Tarman 22 Haziran'da Takvim gazetesinde "Dört Cani Bombacı Türkiye'ye Sızdı" haberinde bombacılardan biri olarak yer aldı.
Gazetenin "dört intihar bombacısı" diye hedef gösterdikleri arasında Haber Diyarbakır'dan gazeteci Bilal Tanrıverdi de vardı.
Haber üzerine Tarman hem hukuki süreç başlattı, hem yaşadıklarını İnsan Hakları Derneği'nde (İHD) bir basın açıklamasıyla kamuoyuyla paylaştı. Tarman'la haberin yayınlanmasının ardından yaşadıklarını konuştuk.
Neden Diyarbakır'daydınız?
Aralık, Ocak ayından itibaren, Diyarbakır, Urfa, Batman, Van'ı kapsayan, kadın ve çocuklarla "Şiddet Algısına İçeriden Bakış Algılaması Çalışması" yapmak üzere oradaydım.
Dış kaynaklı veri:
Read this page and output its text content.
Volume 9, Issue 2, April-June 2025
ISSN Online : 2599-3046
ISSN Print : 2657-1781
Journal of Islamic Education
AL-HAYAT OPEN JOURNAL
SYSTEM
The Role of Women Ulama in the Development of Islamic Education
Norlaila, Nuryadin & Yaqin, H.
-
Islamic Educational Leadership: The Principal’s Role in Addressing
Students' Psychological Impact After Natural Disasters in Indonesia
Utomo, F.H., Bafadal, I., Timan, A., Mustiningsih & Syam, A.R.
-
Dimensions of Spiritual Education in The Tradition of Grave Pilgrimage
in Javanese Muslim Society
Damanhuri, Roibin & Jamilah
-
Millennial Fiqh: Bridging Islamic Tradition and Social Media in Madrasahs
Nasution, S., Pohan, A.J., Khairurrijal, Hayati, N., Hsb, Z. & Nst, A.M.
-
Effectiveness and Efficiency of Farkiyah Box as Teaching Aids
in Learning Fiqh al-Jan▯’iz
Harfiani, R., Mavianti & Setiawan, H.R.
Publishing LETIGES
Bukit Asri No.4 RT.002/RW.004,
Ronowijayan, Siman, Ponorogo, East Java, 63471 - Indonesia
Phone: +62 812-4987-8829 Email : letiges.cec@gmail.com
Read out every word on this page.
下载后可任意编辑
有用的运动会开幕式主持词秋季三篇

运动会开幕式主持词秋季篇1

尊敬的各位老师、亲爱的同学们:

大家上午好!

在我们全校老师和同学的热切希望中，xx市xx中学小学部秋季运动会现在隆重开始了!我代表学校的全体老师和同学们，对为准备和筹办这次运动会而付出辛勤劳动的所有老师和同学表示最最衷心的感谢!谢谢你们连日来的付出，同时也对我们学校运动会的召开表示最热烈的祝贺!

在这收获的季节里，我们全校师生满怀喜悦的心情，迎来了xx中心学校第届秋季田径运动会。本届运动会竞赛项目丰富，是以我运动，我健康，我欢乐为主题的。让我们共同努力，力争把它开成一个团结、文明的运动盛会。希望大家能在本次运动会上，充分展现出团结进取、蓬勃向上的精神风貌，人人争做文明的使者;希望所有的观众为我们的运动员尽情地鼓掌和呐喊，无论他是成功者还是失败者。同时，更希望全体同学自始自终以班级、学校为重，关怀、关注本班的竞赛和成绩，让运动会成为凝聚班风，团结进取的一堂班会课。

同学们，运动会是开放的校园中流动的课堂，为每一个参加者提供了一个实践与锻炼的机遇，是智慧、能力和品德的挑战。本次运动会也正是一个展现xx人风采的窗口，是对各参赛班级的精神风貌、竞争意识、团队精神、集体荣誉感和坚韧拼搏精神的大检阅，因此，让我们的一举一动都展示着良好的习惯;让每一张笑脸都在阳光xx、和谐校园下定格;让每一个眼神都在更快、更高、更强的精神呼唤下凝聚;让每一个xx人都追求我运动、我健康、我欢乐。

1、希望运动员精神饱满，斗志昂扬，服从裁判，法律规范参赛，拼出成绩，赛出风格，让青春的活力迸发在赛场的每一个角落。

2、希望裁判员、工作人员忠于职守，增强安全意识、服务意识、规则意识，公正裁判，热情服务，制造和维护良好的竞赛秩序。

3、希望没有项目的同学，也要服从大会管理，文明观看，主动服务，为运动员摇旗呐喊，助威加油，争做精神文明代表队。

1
Feministim, feminist politikanın hayatın tümüne yettiğini düşünüyorum. Psikoloji eğitimi aldım, insan hakları savunucusuyum. Bingöl'de bir aileden 6 kişi intihar etmiş. Bunun nedenini sorarak bu çalışmanın fikrini oluşturdum. Bir de şair Zafer Ekin Karabay'ın "bir düş kazasında yitirdik birbirimizi" dizesi beni çok etkiledi.
Çalışma nasıl ilerliyordu?
Çocuklarla soru cevap çalışması, resim çalışması, kabul edenlerle sözlü anlatımlar yapıyordum. Kişilerin izin verdiği ölçülerde. Çalışmamı herhangi bir yerden finanse etmedim. İlerledikçe farkındalığım arttı, yazdıkça ne yapabileceğim ortaya çıktı, yazılarım ortaya çıkmaya zaman hem tehditler hem güzel tepkiler aldım. Bu olayın ardından bunu hemen kitaplaştırmak istiyorum. Ki insanlar görsün ne yaptığımı.
Yaşadıklarınızı özetleyebilir misiniz?
Gazete haberinden Cuma'yı Cumartesi'ye bağlayan süreçte haberim oldu. Hemen Diyarbakır Emniyet Müdürlüğü'nün aradım, Terörle Mücadele Birimi'nden biriyle görüştüm, "Yarın sokağa çıkmam için bana ne öneriyorsunuz" diye sordum.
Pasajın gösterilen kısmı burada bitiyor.